China train maker CRRC disappoints with 2pc profit growth in first half
CRRC Group, China’s biggest train maker and only manufacturer of high-speed trains, missed market expectations with a 2 per cent rise in net income for the first half of the year.
The company posted net income of 4.79 billion yuan for the six months ended June 30 this year, up 2.04 per cent year on year, from 4.7 billion yuan a year earlier, according to a company statement released on Monday. The figure missed market expectations of 4.83 billion yuan in profits in a survey by Bloomberg.

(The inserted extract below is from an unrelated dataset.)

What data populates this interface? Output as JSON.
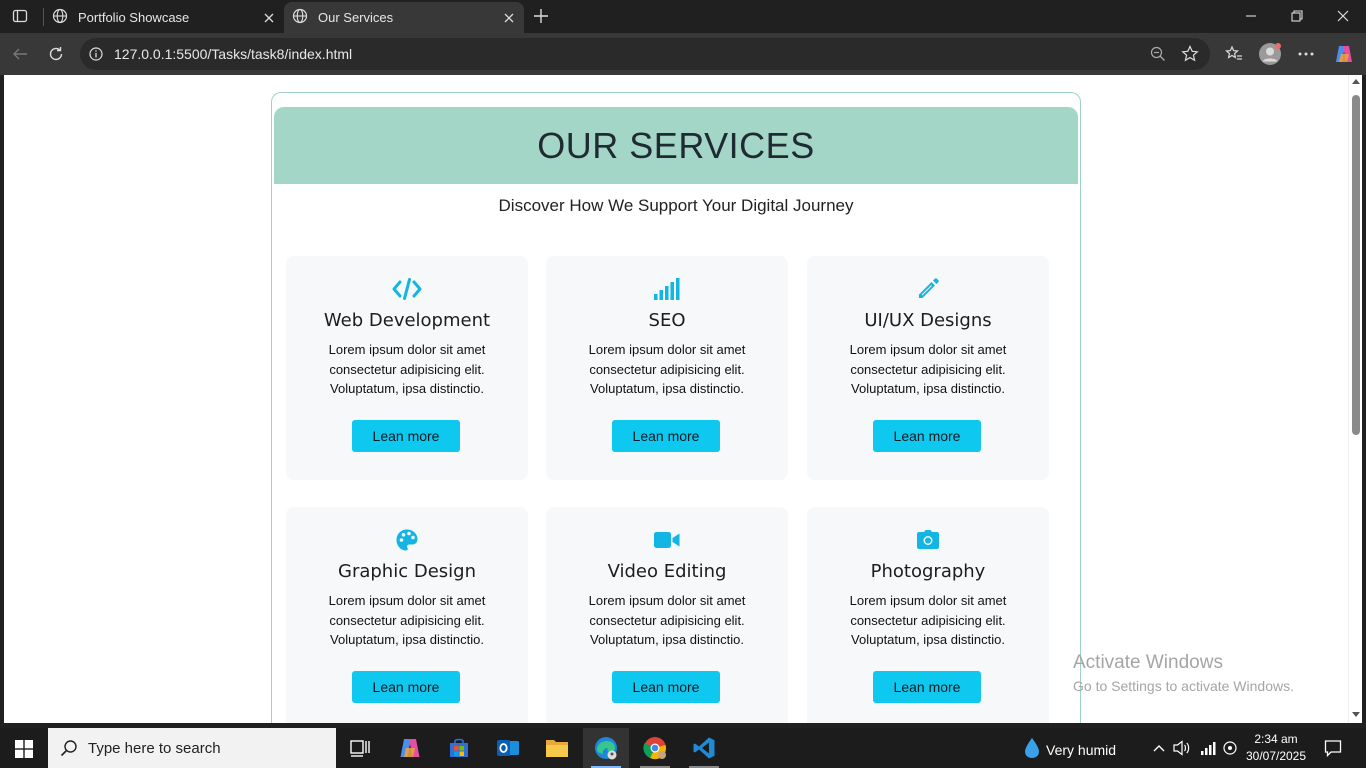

The revenue for the same period reached 92.3 billion yuan, 0.55 per cent higher year on year. Earnings per share were 0.18 yuan, compared with 0.17 a year earlier.
The Chinese government previously merged former train makers CSR Corp and China CNR Corp to form CRRC in a bid to better compete with overseas competitors.
The company’s share price fell 2.2 per cent in Hong Kong to close at HK$7.23 on Monday. The shares in Shanghai fell 2.4 per cent to 9.49 yuan, extending the declines this year to 26 per cent.
“The company’s revenue is below our expectations, due to delayed procurement from China Railway Corporation,” said Jiao Yiding, an analyst from China Merchants Securities (Hong Kong).
CRRC announced that its first joint venture plant in India began operations on Saturday, the company’s first plant in South Asia.
Despite that news, “generally speaking, we are not positive about the company’s performance for the whole year of 2016, due to slow confirmation of overseas contracts,” added Jiao.
JP Morgan also holds a negative view on the train maker. Earlier this month the bank lowered its 2016/17 earnings forecast for CRRC by 7 per cent and 5 per cent respectively due to postponement of procurement that is expected to have a negative impact on the company’s deliveries this year. JP Morgan lowered the target price to HK$13 from HK$14, with a rating at overweight.